Pat and I visited Strasbourg in October 2009, because I particularly wanted to see the European Parliament building. The decision to locate it in Strasbourg was taken in 1952, right at the start of the move towards a European Union. Now that the Union includes 27 countries, with hundreds of millions of people not to mention its own currency, I anticipated that its Parliament building would be impressive and so it should be. A capital city is defined by its parliament building.
One cannot look across Washington DC and see the mighty dome of the Capitol without being impressed.
In London, one has a similar sensation when the Houses of Parliament and Big Ben come into view.
One of my favorites is Budapest, where the beautiful Hungarian parliament building sits on the bank of the River Danube in the center of the city.
Click this link Hungarian Parliament to see a fantastic slide show on the Parliament. You will need to click on each slide to move forward. I don’t know who to credit this to, but I didn’t make the slide show.
Yet, in this respect, Strasbourg disappoints. The parliament building there is undistinguished. They claim that the building has deliberately been left unfinished to signify that the European Union is a work in progress, but that’s a poor excuse.
Notwithstanding this disappointment, Strasbourg is an interesting city with a fine cathedral. It stands on the French bank of the River Rhine at a point where that river presently forms the border between France and Germany. Its rich history began over 2000 years ago. The Romans chose the city as the site for their military camp on the Rhine, although they referred to it by the Latin name of Argentoratum. In those days, it was on the very frontier of the Roman Empire and played an important part in resisting the Germanic tribes to the north.

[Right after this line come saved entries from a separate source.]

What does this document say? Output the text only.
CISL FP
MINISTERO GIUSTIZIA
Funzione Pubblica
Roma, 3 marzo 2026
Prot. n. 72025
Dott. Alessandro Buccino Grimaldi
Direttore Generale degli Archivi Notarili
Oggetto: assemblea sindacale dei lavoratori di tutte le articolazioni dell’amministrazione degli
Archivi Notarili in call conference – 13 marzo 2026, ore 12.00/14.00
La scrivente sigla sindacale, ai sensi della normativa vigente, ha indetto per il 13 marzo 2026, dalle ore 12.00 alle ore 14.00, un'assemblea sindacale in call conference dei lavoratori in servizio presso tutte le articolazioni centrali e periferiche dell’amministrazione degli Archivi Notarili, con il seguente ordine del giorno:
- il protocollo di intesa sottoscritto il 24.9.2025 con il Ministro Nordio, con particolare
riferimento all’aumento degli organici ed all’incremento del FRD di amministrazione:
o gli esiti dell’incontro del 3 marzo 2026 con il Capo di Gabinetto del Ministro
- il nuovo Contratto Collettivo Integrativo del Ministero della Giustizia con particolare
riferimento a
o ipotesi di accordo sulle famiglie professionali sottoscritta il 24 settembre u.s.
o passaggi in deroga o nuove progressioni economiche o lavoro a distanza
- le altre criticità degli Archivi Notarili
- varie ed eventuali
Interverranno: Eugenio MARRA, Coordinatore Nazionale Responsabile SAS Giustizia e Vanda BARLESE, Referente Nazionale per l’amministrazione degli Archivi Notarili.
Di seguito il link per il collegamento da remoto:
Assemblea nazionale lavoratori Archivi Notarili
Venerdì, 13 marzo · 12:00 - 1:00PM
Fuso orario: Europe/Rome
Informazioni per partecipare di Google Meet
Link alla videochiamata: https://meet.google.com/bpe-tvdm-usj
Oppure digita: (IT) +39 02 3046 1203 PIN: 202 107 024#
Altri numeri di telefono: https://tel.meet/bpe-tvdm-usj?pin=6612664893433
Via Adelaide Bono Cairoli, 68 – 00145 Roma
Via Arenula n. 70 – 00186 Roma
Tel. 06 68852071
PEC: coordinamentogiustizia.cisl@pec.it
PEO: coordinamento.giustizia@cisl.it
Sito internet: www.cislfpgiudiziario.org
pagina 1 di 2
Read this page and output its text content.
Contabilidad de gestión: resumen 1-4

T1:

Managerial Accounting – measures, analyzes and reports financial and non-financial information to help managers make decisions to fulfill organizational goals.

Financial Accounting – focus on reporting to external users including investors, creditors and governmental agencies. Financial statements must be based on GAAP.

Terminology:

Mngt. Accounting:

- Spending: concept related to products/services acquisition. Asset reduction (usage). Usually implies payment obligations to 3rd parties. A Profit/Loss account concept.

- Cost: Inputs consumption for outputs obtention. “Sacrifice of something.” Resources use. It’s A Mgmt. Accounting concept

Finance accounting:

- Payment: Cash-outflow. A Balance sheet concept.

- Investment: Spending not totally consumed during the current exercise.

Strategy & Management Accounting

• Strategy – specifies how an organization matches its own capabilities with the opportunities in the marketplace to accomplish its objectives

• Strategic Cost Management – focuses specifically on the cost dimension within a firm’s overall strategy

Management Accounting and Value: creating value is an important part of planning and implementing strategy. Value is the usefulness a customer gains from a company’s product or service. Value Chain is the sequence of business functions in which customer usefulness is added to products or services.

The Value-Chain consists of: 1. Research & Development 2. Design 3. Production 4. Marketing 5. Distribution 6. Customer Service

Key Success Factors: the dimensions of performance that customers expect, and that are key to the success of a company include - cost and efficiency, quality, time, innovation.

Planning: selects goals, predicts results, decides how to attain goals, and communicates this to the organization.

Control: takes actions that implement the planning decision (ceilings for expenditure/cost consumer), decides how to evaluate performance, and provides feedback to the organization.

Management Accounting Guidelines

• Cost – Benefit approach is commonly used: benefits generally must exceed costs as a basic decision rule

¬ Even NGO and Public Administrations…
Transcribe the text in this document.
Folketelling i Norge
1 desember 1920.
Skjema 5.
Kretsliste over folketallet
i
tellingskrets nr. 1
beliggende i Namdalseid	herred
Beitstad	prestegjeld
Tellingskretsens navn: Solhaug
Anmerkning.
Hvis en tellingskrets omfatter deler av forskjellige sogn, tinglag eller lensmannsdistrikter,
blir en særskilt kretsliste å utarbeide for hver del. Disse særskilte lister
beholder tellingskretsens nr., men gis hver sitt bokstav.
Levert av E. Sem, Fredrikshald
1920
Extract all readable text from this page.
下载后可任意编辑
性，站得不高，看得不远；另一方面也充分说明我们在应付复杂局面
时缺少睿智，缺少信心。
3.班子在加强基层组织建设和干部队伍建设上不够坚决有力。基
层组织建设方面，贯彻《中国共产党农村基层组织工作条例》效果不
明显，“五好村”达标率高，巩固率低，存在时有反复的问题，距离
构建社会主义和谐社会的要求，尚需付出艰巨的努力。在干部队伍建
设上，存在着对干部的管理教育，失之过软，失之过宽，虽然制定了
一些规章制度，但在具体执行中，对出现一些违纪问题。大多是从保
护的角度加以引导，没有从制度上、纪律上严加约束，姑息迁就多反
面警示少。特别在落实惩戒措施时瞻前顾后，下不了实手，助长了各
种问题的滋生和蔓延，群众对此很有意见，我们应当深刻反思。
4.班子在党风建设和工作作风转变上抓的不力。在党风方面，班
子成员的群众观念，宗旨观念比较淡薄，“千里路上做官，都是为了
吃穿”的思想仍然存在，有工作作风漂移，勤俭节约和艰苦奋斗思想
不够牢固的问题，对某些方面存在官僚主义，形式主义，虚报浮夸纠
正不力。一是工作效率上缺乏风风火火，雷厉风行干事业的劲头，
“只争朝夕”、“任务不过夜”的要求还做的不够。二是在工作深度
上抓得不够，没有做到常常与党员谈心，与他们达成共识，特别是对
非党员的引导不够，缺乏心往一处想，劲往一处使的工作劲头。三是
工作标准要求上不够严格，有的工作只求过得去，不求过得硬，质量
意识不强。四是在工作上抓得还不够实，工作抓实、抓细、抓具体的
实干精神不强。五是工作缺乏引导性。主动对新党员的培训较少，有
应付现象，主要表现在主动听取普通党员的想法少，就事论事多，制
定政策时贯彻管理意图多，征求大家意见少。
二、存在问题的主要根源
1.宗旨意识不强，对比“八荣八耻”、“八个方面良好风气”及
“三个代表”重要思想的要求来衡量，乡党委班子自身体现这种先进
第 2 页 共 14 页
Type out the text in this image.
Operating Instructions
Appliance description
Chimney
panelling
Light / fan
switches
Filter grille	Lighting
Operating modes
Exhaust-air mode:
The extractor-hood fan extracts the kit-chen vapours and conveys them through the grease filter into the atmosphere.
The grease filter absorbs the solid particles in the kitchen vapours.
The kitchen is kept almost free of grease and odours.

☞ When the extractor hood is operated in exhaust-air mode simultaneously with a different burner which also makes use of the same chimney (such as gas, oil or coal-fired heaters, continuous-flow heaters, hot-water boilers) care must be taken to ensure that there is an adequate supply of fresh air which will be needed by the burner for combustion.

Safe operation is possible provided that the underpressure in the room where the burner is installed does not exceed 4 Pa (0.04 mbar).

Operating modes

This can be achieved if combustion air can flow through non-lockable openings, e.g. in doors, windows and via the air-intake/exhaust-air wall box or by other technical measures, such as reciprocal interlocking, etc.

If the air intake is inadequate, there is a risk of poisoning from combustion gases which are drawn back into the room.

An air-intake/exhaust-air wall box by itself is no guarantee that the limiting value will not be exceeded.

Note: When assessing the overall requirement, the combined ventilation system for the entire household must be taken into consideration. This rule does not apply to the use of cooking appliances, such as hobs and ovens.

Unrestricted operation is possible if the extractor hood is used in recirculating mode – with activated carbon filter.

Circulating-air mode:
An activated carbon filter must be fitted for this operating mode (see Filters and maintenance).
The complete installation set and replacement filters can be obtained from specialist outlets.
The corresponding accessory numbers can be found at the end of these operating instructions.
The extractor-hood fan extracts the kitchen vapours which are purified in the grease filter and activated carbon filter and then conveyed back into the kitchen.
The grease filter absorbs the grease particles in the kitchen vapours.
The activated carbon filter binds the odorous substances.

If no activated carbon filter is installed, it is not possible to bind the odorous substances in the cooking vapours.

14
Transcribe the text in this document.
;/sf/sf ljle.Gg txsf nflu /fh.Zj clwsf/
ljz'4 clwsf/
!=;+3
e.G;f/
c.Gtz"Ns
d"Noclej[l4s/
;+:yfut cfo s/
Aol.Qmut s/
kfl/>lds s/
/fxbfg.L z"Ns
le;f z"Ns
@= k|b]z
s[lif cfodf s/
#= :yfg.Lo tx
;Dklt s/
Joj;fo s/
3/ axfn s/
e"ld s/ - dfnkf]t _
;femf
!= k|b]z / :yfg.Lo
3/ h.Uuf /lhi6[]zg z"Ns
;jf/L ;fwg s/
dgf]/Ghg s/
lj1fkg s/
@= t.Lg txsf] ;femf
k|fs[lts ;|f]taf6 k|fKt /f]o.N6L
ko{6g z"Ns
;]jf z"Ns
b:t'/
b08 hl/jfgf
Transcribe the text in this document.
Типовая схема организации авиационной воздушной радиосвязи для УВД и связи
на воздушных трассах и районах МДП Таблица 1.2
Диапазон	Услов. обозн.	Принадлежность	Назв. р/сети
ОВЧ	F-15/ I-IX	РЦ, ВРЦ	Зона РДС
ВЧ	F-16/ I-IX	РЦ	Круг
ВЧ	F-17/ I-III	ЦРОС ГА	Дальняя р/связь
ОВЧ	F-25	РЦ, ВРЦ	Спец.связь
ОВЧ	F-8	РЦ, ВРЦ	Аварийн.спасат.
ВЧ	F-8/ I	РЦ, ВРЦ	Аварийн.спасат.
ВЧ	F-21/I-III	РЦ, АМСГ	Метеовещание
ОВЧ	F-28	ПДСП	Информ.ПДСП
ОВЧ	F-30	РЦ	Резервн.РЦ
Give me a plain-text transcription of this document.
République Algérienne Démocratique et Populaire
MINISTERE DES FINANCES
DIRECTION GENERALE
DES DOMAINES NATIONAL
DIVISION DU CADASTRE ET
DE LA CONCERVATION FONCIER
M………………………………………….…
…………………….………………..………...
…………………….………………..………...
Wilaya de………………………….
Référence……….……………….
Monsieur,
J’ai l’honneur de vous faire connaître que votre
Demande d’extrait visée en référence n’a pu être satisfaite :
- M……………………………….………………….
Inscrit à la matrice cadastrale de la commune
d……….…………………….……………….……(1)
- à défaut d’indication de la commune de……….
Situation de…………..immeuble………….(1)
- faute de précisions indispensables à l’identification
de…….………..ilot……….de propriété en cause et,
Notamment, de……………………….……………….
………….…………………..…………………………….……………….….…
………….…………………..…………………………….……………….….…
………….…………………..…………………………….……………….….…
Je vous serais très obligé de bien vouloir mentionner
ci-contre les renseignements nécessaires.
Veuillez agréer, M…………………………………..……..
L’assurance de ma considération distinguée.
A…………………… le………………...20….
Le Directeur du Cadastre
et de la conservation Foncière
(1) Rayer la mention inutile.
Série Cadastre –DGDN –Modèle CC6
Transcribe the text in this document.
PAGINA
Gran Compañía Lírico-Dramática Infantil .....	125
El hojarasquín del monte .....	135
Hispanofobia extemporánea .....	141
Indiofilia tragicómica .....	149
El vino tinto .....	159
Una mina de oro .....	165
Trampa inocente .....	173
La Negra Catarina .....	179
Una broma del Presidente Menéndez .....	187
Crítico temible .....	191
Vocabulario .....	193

Between 1434 and 1444, Johannes Gutenberg was based in Strasbourg, while perfecting his printing press with moveable metal type. That event changed the world in the same way that the development of the internet has changed it in our own time. Then, in 1681, King Louis XIV of France marched his troops into Strasbourg and made it part of France, which it is today. However, in the interim, there have been two periods of occupation by Germany. It was a German city from 1870, as a consequence of the German victory in the Franco Prussian War, until 1918 when Germany was defeated in World War One. It was also occupied by Germany, during World War Two, from 1940 until 1944. Remarkably, the city was completely empty for nine months prior to that last occupation. When the British and French declared war on Germany on September 3rd 1939, the French immediately evacuated all civilians from the border city of Strasbourg and left just a few troops. However, the Germans did not march into Strasbourg until June 1940 when they invaded the whole of France. This history has given Strasbourg a combination of French and German architecture and it is interesting to see the two contrasting styles as one moves around the city.